March is the month Americans recognize as Women’s History Month. But in this age of leaders like Hillary Clinton, some people wonder if we still need women’s history.
Well, I say no. We need the history of Gender, Sexuality, and Women.
The Program I direct at the University of Vermont began in the 1980s as a Women’s Studies Program. I led the process that produced its new name: the Gender, Sexuality, and Women’s Studies Program.
We made this change because our field is more encompassing than the exclusive study of women.
For starters, Gender is a social system that differentiates between “women” and “men.” The history of gender asks how differences we understand as natural came to be: How, for example, have so many cultures come to consider only men fit for politics? Why have they considered women nicer than men – but also less intelligent?
Gender history takes masculinity as seriously as femininity. This isn't old-fashioned history, with men as Alpha and Omega and women left out of the alphabet. To suppose that men are naturally prone to violence, or power grabs, or selfishness, is just as simplistic as thinking women are naturally suited to vacuuming the living room rug.

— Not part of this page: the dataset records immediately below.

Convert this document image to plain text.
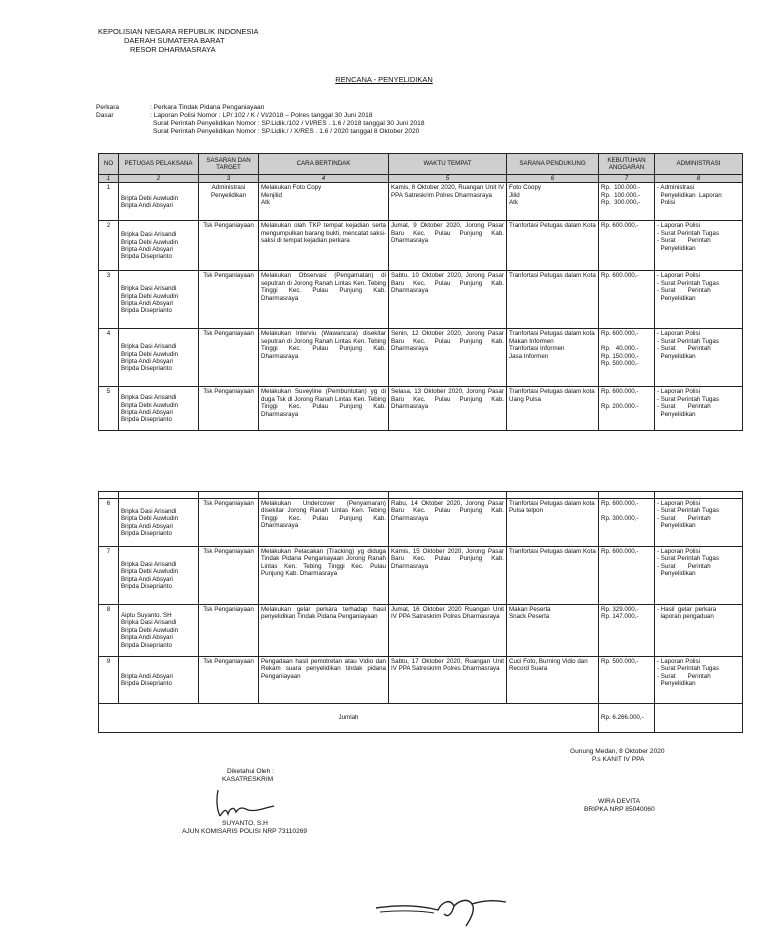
KEPOLISIAN NEGARA REPUBLIK INDONESIA
DAERAH SUMATERA BARAT
RESOR DHARMASRAYA
RENCANA - PENYELIDIKAN
Perkara	: Perkara Tindak Pidana Penganiayaan
Dasar	: Laporan Polisi Nomor : LP/ 102 / K / VI/2018 – Polres tanggal 30 Juni 2018
Surat Perintah Penyelidikan Nomor : SP.Lidik./102 / VI/RES . 1.6 / 2018 tanggal 30 Juni 2018
Surat Perintah Penyelidikan Nomor : SP.Lidik./ / X/RES . 1.6 / 2020 tanggal 8 Oktober 2020
NO	PETUGAS PELAKSANA	SASARAN DAN TARGET	CARA BERTINDAK	WAKTU TEMPAT	SARANA PENDUKUNG	KEBUTUHAN ANGGARAN	ADMINISTRASI
1	2	3	4	5	6	7	8
1	Bripta Debi Auwludin
Bripta Andi Absyari	Administrasi Penyelidikan	Melakukan Foto Copy
Menjilid
Atk	Kamis, 8 Oktober 2020, Ruangan Unit IV PPA Satreskrim Polres Dharmasraya	Foto Coopy
Jilid
Atk	Rp.  100.000.-
Rp.  100.000.-
Rp.  300.000,-	- Administrasi
Penyelidikan  Laporan
Polisi

2	Bripka Dasi Arisandi
Bripta Debi Auwludin
Bripta Andi Absyari
Bripda Diseprianto	Tsk Penganiayaan	Melakukan olah TKP tempat kejadian serta mengumpulkan barang bukti, mencatat saksi- saksi di tempat kejadian perkara	Jumat, 9 Oktober 2020, Jorong Pasar Baru Kec. Pulau Punjung Kab. Dharmasraya	Tranfortasi Petugas dalam Kota	Rp. 600.000,-	- Laporan Polisi
- Surat Perintah Tugas
- Surat       Perintah
Penyelidikan

3	Bripka Dasi Arisandi
Bripta Debi Auwludin
Bripta Andi Absyari
Bripda Diseprianto	Tsk Penganiayaan	Melakukan Observasi (Pengamatan) di seputran di Jorong Ranah Lintas Ken. Tebing Tinggi Kec. Pulau Punjung Kab. Dharmasraya	Sabtu, 10 Oktober 2020, Jorong Pasar Baru Kec. Pulau Punjung Kab. Dharmasraya	Tranfortasi Petugas dalam Kota	Rp. 600.000,-	- Laporan Polisi
- Surat Perintah Tugas
- Surat       Perintah
Penyelidikan

4	Bripka Dasi Arisandi
Bripta Debi Auwludin
Bripta Andi Absyari
Bripda Diseprianto	Tsk Penganiayaan	Melakukan Interviu (Wawancara) disekitar seputran di Jorong Ranah Lintas Ken. Tebing Tinggi Kec. Pulau Punjung Kab. Dharmasraya	Senin, 12 Oktober 2020, Jorong Pasar Baru Kec. Pulau Punjung Kab. Dharmasraya	Tranfortasi Petugas dalam kota
Makan Informen
Tranfortasi Informen
Jasa Informen	Rp. 600.000,-
Rp.   40.000.-
Rp. 150.000,-
Rp. 500.000,-	- Laporan Polisi
- Surat Perintah Tugas
- Surat       Perintah
Penyelidikan

5	Bripka Dasi Arisandi
Bripta Debi Auwludin
Bripta Andi Absyari
Bripda Diseprianto	Tsk Penganiayaan	Melakukan Suveyline (Pembuntutan) yg di duga Tsk di Jorong Ranah Lintas Ken. Tebing Tinggi Kec. Pulau Punjung Kab. Dharmasraya	Selasa, 13 Oktober 2020, Jorong Pasar Baru Kec. Pulau Punjung Kab. Dharmasraya	Tranfortasi Petugas dalam kota
Uang Pulsa	Rp. 600.000,-
Rp. 200.000.-	- Laporan Polisi
- Surat Perintah Tugas
- Surat       Perintah
Penyelidikan

6	Bripka Dasi Arisandi
Bripta Debi Auwludin
Bripta Andi Absyari
Bripda Diseprianto	Tsk Penganiayaan	Melakukan Undercover (Penyamaran) disekitar Jorong Ranah Lintas Ken. Tebing Tinggi Kec. Pulau Punjung Kab. Dharmasraya	Rabu, 14 Oktober 2020, Jorong Pasar Baru Kec. Pulau Punjung Kab. Dharmasraya	Tranfortasi Petugas dalam kota
Pulsa telpon	Rp. 600.000,-
Rp. 300.000,-	- Laporan Polisi
- Surat Perintah Tugas
- Surat       Perintah
Penyelidikan

7	Bripka Dasi Arisandi
Bripta Debi Auwludin
Bripta Andi Absyari
Bripda Diseprianto	Tsk Penganiayaan	Melakukan Pelacakan (Tracking) yg diduga Tindak Pidana Penganiayaan Jorong Ranah Lintas Ken. Tebing Tinggi Kec. Pulau Punjung Kab. Dharmasraya	Kamis, 15 Oktober 2020, Jorong Pasar Baru Kec. Pulau Punjung Kab. Dharmasraya	Tranfortasi Petugas dalam Kota	Rp. 600.000,-	- Laporan Polisi
- Surat Perintah Tugas
- Surat       Perintah
Penyelidikan

8	Aiptu Suyanto. SH
Bripka Dasi Arisandi
Bripta Debi Auwludin
Bripta Andi Absyari
Bripda Diseprianto	Tsk Penganiayaan	Melakukan gelar perkara terhadap hasil penyelidikan Tindak Pidana Penganiayaan	Jumat, 16 Oktober 2020 Ruangan Unit IV PPA Satreskrim Polres Dharmasraya	Makan Peserta
Snack Peserta	Rp. 329.000,-
Rp. 147.000,-	- Hasil  gelar  perkara
laporan pengaduan

9	Bripta Andi Absyari
Bripda Diseprianto	Tsk Penganiayaan	Pengadaan hasil pemotretan atau Vidio dan Rekam suara penyelidikan tindak pidana Penganiayaan	Sabtu, 17 Oktober 2020, Ruangan Unit IV PPA Satreskrim Polres Dharmasraya	Cuci Foto, Burning Vidio dan Record Suara	Rp. 500.000,-	- Laporan Polisi
- Surat Perintah Tugas
- Surat       Perintah
Penyelidikan

Jumlah						Rp. 6.266.000,-	
Gunung Medan, 8 Oktober 2020
P.s KANIT IV PPA
WIRA DEVITA
BRIPKA NRP 85040060
Diketahui Oleh :
KASATRESKRIM
SUYANTO, S.H
AJUN KOMISARIS POLISI NRP 73110269
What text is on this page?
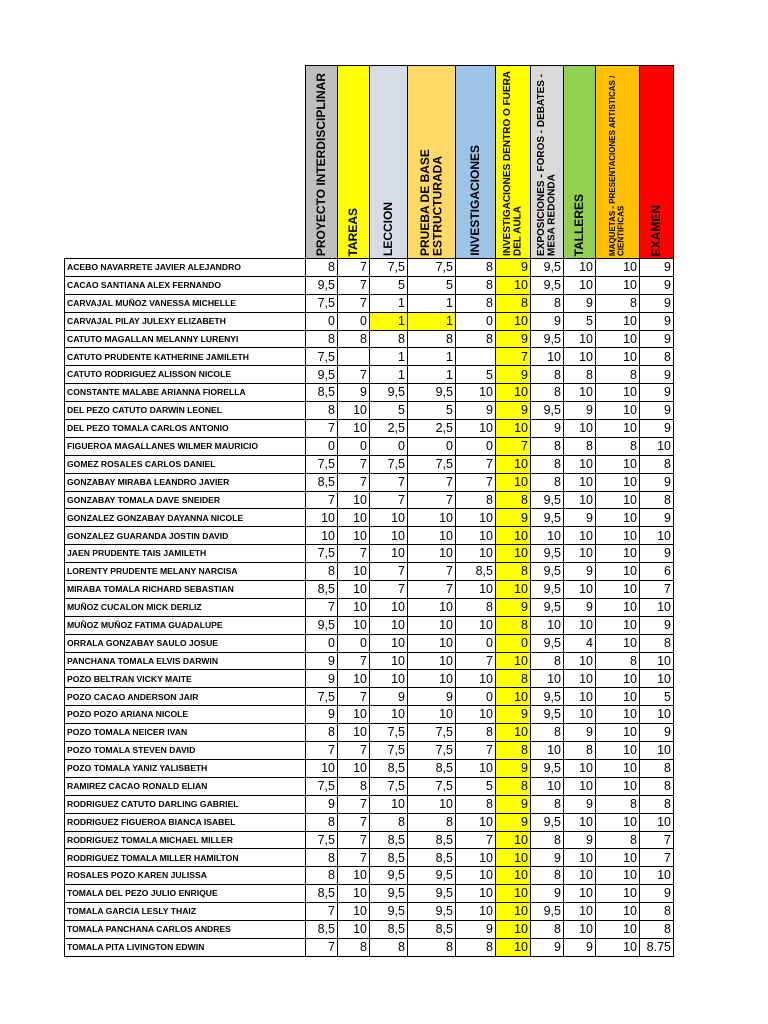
	PROYECTO INTERDISCIPLINAR	TAREAS	LECCION	PRUEBA DE BASE ESTRUCTURADA	INVESTIGACIONES	INVESTIGACIONES DENTRO O FUERA DEL AULA	EXPOSICIONES - FOROS - DEBATES - MESA REDONDA	TALLERES	MAQUETAS - PRESENTACIONES ARTISTICAS / CIENTIFICAS	EXAMEN

ACEBO NAVARRETE JAVIER ALEJANDRO	8	7	7,5	7,5	8	9	9,5	10	10	9
CACAO SANTIANA ALEX FERNANDO	9,5	7	5	5	8	10	9,5	10	10	9
CARVAJAL MUÑOZ VANESSA MICHELLE	7,5	7	1	1	8	8	8	9	8	9
CARVAJAL PILAY JULEXY ELIZABETH	0	0	1	1	0	10	9	5	10	9
CATUTO MAGALLAN MELANNY LURENYI	8	8	8	8	8	9	9,5	10	10	9
CATUTO PRUDENTE KATHERINE JAMILETH	7,5		1	1		7	10	10	10	8
CATUTO RODRIGUEZ ALISSON NICOLE	9,5	7	1	1	5	9	8	8	8	9
CONSTANTE MALABE ARIANNA FIORELLA	8,5	9	9,5	9,5	10	10	8	10	10	9
DEL PEZO CATUTO DARWIN LEONEL	8	10	5	5	9	9	9,5	9	10	9
DEL PEZO TOMALA CARLOS ANTONIO	7	10	2,5	2,5	10	10	9	10	10	9
FIGUEROA MAGALLANES WILMER MAURICIO	0	0	0	0	0	7	8	8	8	10
GOMEZ ROSALES CARLOS DANIEL	7,5	7	7,5	7,5	7	10	8	10	10	8
GONZABAY MIRABA LEANDRO JAVIER	8,5	7	7	7	7	10	8	10	10	9
GONZABAY TOMALA DAVE SNEIDER	7	10	7	7	8	8	9,5	10	10	8
GONZALEZ GONZABAY DAYANNA NICOLE	10	10	10	10	10	9	9,5	9	10	9
GONZALEZ GUARANDA JOSTIN DAVID	10	10	10	10	10	10	10	10	10	10
JAEN PRUDENTE TAIS JAMILETH	7,5	7	10	10	10	10	9,5	10	10	9
LORENTY PRUDENTE MELANY NARCISA	8	10	7	7	8,5	8	9,5	9	10	6
MIRABA TOMALA RICHARD SEBASTIAN	8,5	10	7	7	10	10	9,5	10	10	7
MUÑOZ CUCALON MICK DERLIZ	7	10	10	10	8	9	9,5	9	10	10
MUÑOZ MUÑOZ FATIMA GUADALUPE	9,5	10	10	10	10	8	10	10	10	9
ORRALA GONZABAY SAULO JOSUE	0	0	10	10	0	0	9,5	4	10	8
PANCHANA TOMALA ELVIS DARWIN	9	7	10	10	7	10	8	10	8	10
POZO BELTRAN VICKY MAITE	9	10	10	10	10	8	10	10	10	10
POZO CACAO ANDERSON JAIR	7,5	7	9	9	0	10	9,5	10	10	5
POZO POZO ARIANA NICOLE	9	10	10	10	10	9	9,5	10	10	10
POZO TOMALA NEICER IVAN	8	10	7,5	7,5	8	10	8	9	10	9
POZO TOMALA STEVEN DAVID	7	7	7,5	7,5	7	8	10	8	10	10
POZO TOMALA YANIZ YALISBETH	10	10	8,5	8,5	10	9	9,5	10	10	8
RAMIREZ CACAO RONALD ELIAN	7,5	8	7,5	7,5	5	8	10	10	10	8
RODRIGUEZ CATUTO DARLING GABRIEL	9	7	10	10	8	9	8	9	8	8
RODRIGUEZ FIGUEROA BIANCA ISABEL	8	7	8	8	10	9	9,5	10	10	10
RODRIGUEZ TOMALA MICHAEL MILLER	7,5	7	8,5	8,5	7	10	8	9	8	7
RODRIGUEZ TOMALA MILLER HAMILTON	8	7	8,5	8,5	10	10	9	10	10	7
ROSALES POZO KAREN JULISSA	8	10	9,5	9,5	10	10	8	10	10	10
TOMALA DEL PEZO JULIO ENRIQUE	8,5	10	9,5	9,5	10	10	9	10	10	9
TOMALA GARCIA LESLY THAIZ	7	10	9,5	9,5	10	10	9,5	10	10	8
TOMALA PANCHANA CARLOS ANDRES	8,5	10	8,5	8,5	9	10	8	10	10	8
TOMALA PITA LIVINGTON EDWIN	7	8	8	8	8	10	9	9	10	8.75
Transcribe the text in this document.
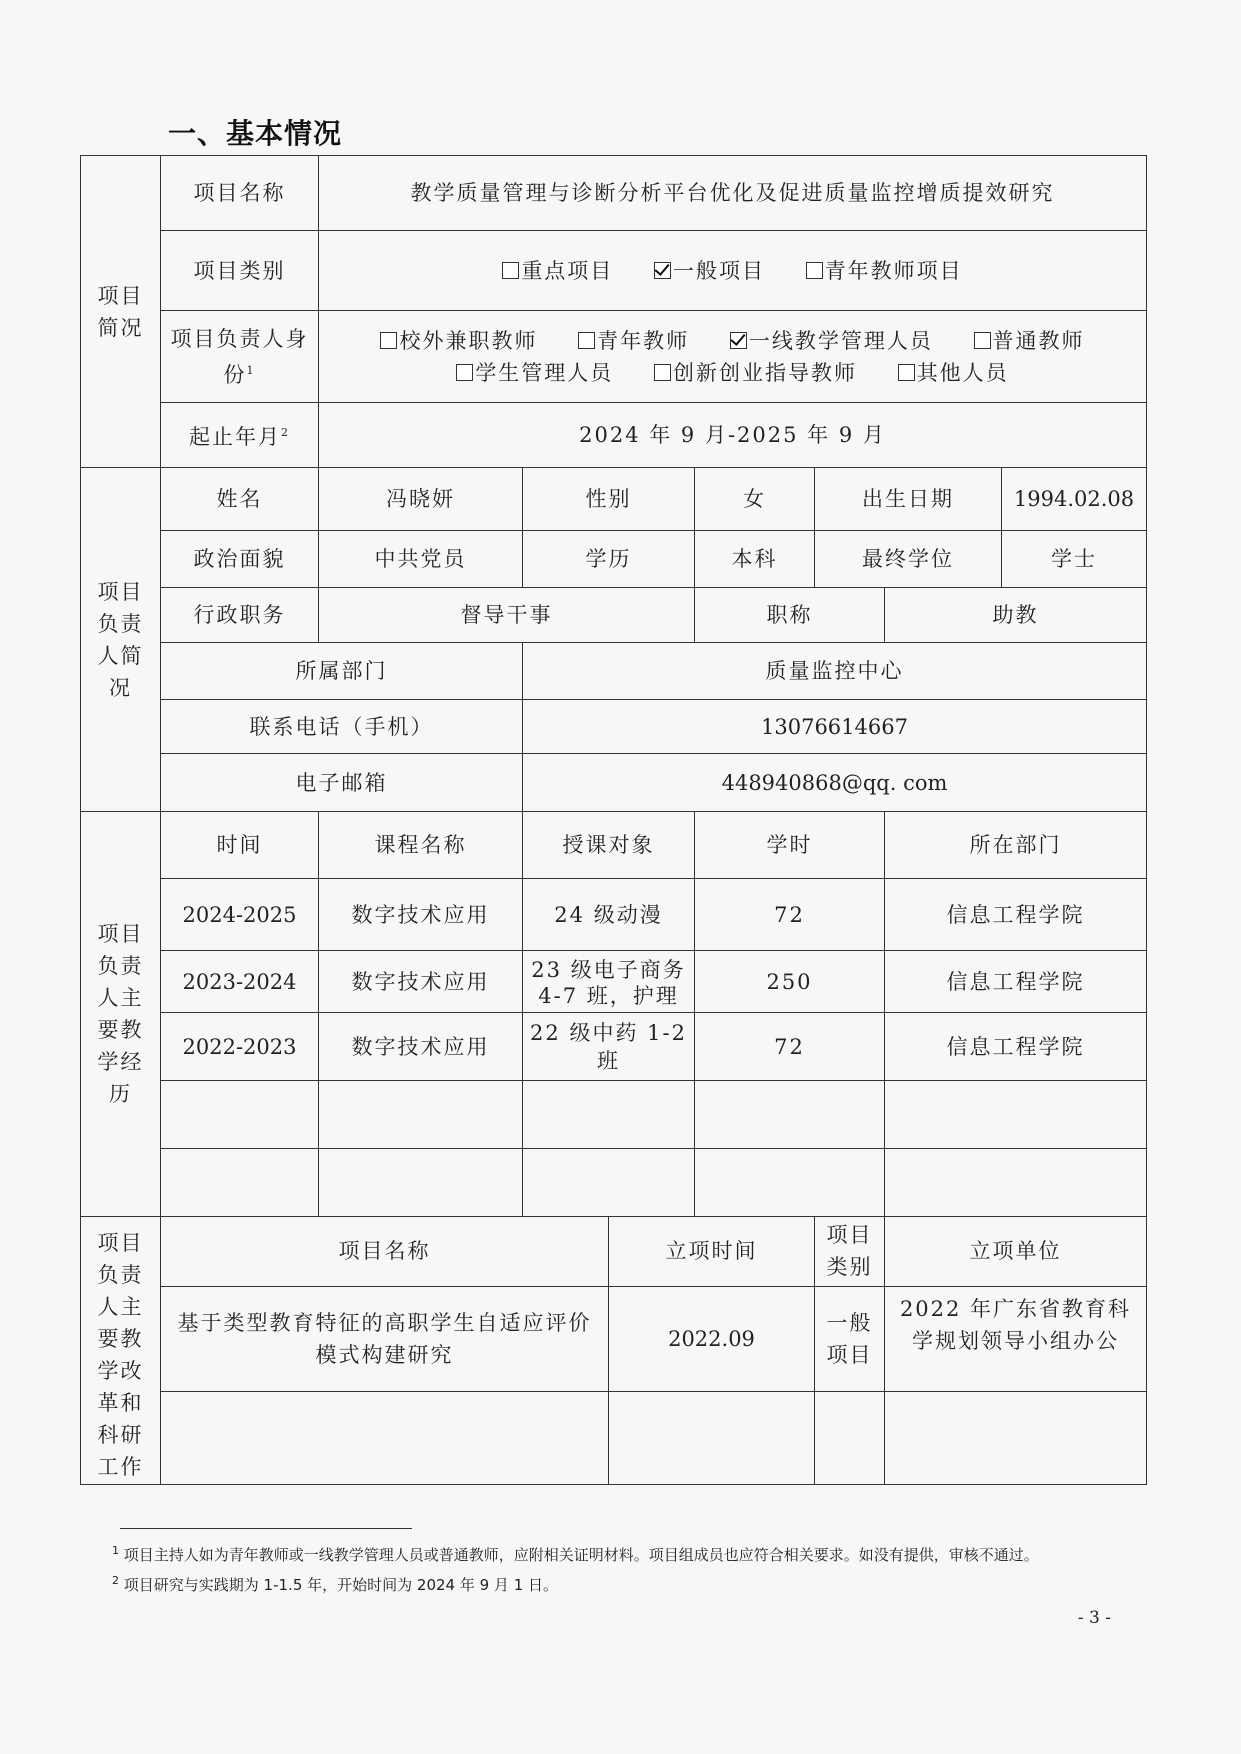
一、基本情况
项目简况	项目名称	教学质量管理与诊断分析平台优化及促进质量监控增质提效研究						
	项目类别	重点项目 一般项目 青年教师项目						
	项目负责人身份$^1$	校外兼职教师 青年教师 一线教学管理人员 普通教师
学生管理人员 创新创业指导教师 其他人员						

	起止年月$^2$	2024 年 9 月-2025 年 9 月						
项目负责人简况	姓名	冯晓妍	性别		女	出生日期		1994.02.08
	政治面貌	中共党员	学历		本科	最终学位		学士
	行政职务	督导干事			职称		助教	
	所属部门		质量监控中心					
	联系电话（手机）		13076614667					
	电子邮箱		448940868@qq. com					
项目负责人主要教学经历	时间	课程名称	授课对象		学时		所在部门	
	2024-2025	数字技术应用	24 级动漫		72		信息工程学院	
	2023-2024	数字技术应用	23 级电子商务 4-7 班，护理		250		信息工程学院	
	2022-2023	数字技术应用	22 级中药 1-2 班		72		信息工程学院	

项目负责人主要教学改革和科研工作	项目名称			立项时间		项目类别	立项单位	
	基于类型教育特征的高职学生自适应评价模式构建研究			2022.09		一般项目	2022 年广东省教育科学规划领导小组办公	

$^1$ 项目主持人如为青年教师或一线教学管理人员或普通教师，应附相关证明材料。项目组成员也应符合相关要求。如没有提供，审核不通过。

$^2$ 项目研究与实践期为 1-1.5 年，开始时间为 2024 年 9 月 1 日。

- 3 -
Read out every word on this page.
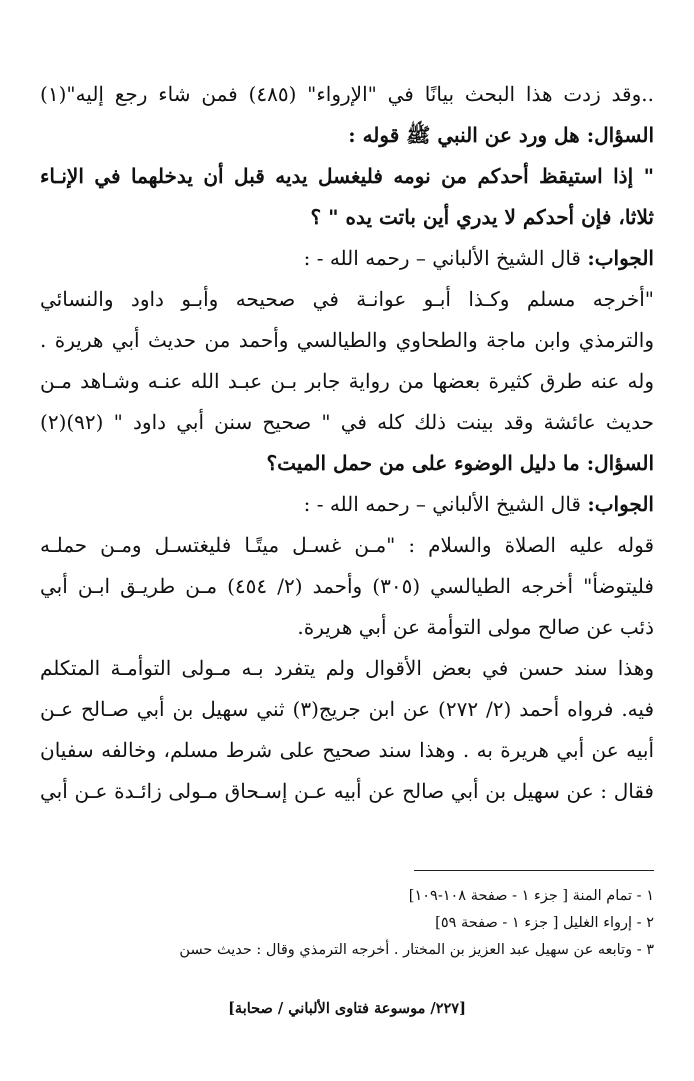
..وقد زدت هذا البحث بيانًا في "الإرواء" (٤٨٥) فمن شاء رجع إليه"(١)
السؤال: هل ورد عن النبي ﷺ قوله :
" إذا استيقظ أحدكم من نومه فليغسل يديه قبل أن يدخلهما في الإنـاء
ثلاثا، فإن أحدكم لا يدري أين باتت يده " ؟
الجواب: قال الشيخ الألباني – رحمه الله - :
"أخرجه مسلم وكـذا أبـو عوانـة في صحيحه وأبـو داود والنسائي
والترمذي وابن ماجة والطحاوي والطيالسي وأحمد من حديث أبي هريرة .
وله عنه طرق كثيرة بعضها من رواية جابر بـن عبـد الله عنـه وشـاهد مـن
حديث عائشة وقد بينت ذلك كله في " صحيح سنن أبي داود " (٩٢)(٢)
السؤال: ما دليل الوضوء على من حمل الميت؟
الجواب: قال الشيخ الألباني – رحمه الله - :
قوله عليه الصلاة والسلام : "مـن غسـل ميتًـا فليغتسـل ومـن حملـه
فليتوضأ" أخرجه الطيالسي (٣٠٥) وأحمد (٢/ ٤٥٤) مـن طريـق ابـن أبي
ذئب عن صالح مولى التوأمة عن أبي هريرة.
وهذا سند حسن في بعض الأقوال ولم يتفرد بـه مـولى التوأمـة المتكلم
فيه. فرواه أحمد (٢/ ٢٧٢) عن ابن جريج(٣) ثني سهيل بن أبي صـالح عـن
أبيه عن أبي هريرة به . وهذا سند صحيح على شرط مسلم، وخالفه سفيان
فقال : عن سهيل بن أبي صالح عن أبيه عـن إسـحاق مـولى زائـدة عـن أبي
١ - تمام المنة [ جزء ١ - صفحة ١٠٨-١٠٩]
٢ - إرواء الغليل [ جزء ١ - صفحة ٥٩]
٣ - وتابعه عن سهيل عبد العزيز بن المختار . أخرجه الترمذي وقال : حديث حسن
[٢٢٧/ موسوعة فتاوى الألباني / صحابة]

The history of gender also gives a past to Gender Identity. It is fairly common today to hear about baby boys who grow up to be women, with or without medical help to change their bodies. We know, too, about people who aren’t comfortable on either side of the line separating male from female. Gender history chronicles the two-gender system itself, a purely human product that has been recreated repeatedly over time.
Then there’s the history of Sexuality: Sexuality is attraction and desire, intimacy and romance. The history of sexuality chronicles the development of opposite-sex and same-sex attraction. It illuminates how people in the past invented the categories of “gay” and “straight” – and made these categories salient in medicine, politics, education, and law.
Finally, we must continue to study Women: Women’s history has opened up new questions and areas of work. But we have hardly plumbed its depths. There is so much more to say about how legal institutions have shaped women’s lives and how we, in turn, have shaped the law. Whole groups of women, such as women with disabilities, Asian-American women, and women who have traveled between the U.S. mainland and the Spanish-speaking Caribbean, have barely arrived on the historical stage. Surely it’s too soon to bring down the curtain.